Insomma, erano appena nati e già si prendevano a sberle: quella di Lenin, magari, era solo una provocazione, di quelle che smentisci il giorno dopo, dicendo che non ti avevano capito, però ebbe una certa fortuna, nel corso del Novecento. D’altronde, quando gli toccò, Lenin risolse la questione del suffragio a modo suo, abolendolo semplicemente, perché dove c’è il governo perfetto, non c’è nessun bisogno di domandare al popolo se è felice: lo è di default. Ed arriviamo quasi ai nostri giorni: sorvolo sul Sessantotto, con la sua idea libertaria che sembra la voglia di un sedicenne di avere le chiavi di casa per tornare la sera tardi, perché quella non fu nemmeno un’ idea, ma una tensione pelvica. Parliamo, piuttosto di chi, da qualche decennio, detiene i rotoli sacri della legge: dei gran sacerdoti della democrazia. Tutta brava gente: di quella che applica con una certa pervicacia la regola del “bù per me, mia bù per te”, che sarebbe la versione attuale del “io so io e voi nun siete un cazzo!”, che molti attribuiscono al celebre film Il marchese del Grillo: ma io che mi sono autoimposto di educarvi alla cittadinanza, vi svelerò trattarsi di un sonetto del Belli ritoccato.
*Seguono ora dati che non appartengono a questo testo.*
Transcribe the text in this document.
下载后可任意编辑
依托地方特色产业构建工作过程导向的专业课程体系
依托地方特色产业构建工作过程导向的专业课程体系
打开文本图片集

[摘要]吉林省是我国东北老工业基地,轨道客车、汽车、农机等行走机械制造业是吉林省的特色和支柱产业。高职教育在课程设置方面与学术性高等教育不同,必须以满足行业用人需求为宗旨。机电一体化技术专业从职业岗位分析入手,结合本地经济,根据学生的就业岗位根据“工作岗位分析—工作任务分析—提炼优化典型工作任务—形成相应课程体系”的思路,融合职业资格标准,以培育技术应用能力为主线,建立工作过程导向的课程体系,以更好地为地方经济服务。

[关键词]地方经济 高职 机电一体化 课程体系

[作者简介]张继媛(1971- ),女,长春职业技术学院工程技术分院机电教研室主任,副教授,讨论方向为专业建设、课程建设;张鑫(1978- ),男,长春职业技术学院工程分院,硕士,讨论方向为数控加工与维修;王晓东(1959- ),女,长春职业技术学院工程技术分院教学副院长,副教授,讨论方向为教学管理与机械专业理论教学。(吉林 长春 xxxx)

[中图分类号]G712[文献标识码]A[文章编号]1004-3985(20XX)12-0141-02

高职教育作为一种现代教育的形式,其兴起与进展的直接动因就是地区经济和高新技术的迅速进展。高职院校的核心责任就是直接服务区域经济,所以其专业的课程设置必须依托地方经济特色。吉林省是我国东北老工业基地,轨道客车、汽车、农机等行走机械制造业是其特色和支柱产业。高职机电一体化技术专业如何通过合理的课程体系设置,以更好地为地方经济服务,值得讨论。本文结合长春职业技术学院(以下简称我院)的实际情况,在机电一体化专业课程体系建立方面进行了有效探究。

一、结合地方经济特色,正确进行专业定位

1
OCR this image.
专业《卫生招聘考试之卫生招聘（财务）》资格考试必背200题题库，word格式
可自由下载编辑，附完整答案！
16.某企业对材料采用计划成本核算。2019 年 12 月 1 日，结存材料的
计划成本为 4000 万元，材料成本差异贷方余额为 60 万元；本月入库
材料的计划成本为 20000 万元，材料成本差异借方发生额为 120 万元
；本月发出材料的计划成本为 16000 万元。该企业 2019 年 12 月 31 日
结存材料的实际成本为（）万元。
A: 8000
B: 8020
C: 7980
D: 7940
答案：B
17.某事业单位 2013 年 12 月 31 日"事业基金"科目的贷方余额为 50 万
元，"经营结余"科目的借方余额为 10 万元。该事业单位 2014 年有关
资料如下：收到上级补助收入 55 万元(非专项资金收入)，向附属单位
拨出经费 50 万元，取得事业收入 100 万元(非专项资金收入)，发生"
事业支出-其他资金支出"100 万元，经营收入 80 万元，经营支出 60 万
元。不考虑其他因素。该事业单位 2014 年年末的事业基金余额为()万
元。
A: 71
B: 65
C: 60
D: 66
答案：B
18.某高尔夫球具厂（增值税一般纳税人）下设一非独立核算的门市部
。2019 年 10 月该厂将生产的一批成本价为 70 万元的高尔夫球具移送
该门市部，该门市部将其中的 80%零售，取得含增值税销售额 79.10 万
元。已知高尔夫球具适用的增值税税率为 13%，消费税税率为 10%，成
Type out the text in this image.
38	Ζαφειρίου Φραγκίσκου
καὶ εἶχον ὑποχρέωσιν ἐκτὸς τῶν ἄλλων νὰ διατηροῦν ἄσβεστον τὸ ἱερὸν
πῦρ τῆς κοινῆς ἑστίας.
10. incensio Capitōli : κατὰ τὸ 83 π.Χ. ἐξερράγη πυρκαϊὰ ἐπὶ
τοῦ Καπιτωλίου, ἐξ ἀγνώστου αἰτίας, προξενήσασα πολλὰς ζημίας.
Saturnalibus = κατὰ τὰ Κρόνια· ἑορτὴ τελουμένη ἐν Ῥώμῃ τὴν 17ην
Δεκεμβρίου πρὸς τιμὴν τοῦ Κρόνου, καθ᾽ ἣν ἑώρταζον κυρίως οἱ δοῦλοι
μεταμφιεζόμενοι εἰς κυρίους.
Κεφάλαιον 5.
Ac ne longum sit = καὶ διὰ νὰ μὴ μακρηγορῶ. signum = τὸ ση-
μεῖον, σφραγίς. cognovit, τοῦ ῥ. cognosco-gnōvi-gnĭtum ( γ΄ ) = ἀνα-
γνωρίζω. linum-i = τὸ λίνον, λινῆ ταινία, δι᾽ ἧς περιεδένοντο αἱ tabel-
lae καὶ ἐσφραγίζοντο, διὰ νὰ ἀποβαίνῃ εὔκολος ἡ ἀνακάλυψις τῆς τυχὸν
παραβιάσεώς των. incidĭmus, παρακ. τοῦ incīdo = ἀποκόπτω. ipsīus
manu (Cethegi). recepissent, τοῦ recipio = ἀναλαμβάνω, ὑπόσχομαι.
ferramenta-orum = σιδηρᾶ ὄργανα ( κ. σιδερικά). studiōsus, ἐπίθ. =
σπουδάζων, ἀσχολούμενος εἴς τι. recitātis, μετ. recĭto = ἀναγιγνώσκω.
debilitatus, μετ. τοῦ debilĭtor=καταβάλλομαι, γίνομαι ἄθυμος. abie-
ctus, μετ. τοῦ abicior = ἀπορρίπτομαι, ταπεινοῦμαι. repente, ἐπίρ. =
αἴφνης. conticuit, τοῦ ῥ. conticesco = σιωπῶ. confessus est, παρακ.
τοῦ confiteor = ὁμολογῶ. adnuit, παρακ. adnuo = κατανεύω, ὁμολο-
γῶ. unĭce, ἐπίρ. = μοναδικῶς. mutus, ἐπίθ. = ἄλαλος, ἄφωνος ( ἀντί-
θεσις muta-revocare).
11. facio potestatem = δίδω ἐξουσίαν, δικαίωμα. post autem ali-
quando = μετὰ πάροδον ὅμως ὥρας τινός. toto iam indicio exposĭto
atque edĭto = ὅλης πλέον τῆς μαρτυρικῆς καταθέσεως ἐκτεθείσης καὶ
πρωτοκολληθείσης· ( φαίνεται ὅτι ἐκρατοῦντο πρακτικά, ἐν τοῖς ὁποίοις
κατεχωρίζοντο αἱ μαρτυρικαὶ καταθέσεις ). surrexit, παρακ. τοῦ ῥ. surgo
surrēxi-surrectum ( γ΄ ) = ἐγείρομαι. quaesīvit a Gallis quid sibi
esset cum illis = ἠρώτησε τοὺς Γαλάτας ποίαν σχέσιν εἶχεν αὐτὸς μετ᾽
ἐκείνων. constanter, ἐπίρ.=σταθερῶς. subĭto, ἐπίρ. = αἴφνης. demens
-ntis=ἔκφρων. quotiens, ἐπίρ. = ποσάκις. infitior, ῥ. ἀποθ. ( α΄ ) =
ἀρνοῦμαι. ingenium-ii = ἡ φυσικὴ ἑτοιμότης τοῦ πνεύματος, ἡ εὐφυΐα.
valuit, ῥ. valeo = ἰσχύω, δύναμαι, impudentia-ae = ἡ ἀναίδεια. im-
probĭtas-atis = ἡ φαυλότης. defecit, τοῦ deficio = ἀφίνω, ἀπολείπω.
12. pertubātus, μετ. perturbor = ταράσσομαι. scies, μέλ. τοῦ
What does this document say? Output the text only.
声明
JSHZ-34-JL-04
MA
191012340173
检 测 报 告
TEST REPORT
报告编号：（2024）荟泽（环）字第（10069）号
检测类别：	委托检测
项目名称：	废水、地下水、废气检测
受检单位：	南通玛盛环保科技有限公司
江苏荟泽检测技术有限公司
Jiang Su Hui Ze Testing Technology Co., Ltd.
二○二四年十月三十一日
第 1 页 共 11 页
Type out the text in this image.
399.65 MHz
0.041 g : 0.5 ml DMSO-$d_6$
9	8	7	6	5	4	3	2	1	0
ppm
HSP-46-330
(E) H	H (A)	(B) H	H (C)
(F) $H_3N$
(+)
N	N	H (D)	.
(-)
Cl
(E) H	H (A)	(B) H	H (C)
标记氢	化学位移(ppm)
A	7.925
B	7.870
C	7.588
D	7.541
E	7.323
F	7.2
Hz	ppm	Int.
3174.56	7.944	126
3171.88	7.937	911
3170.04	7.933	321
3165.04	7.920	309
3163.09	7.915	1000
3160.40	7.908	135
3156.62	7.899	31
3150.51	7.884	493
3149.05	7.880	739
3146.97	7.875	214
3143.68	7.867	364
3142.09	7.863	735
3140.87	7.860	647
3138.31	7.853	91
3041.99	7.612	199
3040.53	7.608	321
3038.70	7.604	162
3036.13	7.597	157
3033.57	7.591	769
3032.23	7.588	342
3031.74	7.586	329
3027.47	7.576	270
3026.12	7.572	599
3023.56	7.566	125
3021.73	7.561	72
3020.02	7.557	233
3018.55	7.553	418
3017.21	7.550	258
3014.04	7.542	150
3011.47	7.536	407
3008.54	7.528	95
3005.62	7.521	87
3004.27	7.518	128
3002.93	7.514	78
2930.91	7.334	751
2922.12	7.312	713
Vi dirò, concludendo la breve lezioncina, che questi signori non si sono, in definitiva, spostati granché dalle posizioni dei loro padri politici putativi. Tra i più noti paladini di questa innovativa visione del popolo con la museruola troviamo, nell’ordine, uno che parla di libertà ed applaudì l’invasione sovietica dell’Ungheria nel 1956, uno che cita nazismo e fascismo riferendoli al Paese che ha perso 382.600 soldati per liberarcene e, infine, uno che si lamenta per l’ignoranza di un popolo cui ha regalato per quasi trent’anni perle come “L’isola dei famosi”, contribuendo in maniera determinante a farne una plebe affamata di spazzatura. Così, cari i miei involontari allievi di questo succinto corso di educazione alla cittadinanza, la mia domanda finale è: perché mai, dati i presupposti, dovremmo pensare che chi non la pensa come i sopraddetti debba pensarla sbagliata? La storia sembrerebbe dirci l’esatto contrario. Ma, forse, la storia è solo un dettaglio, in democrazia.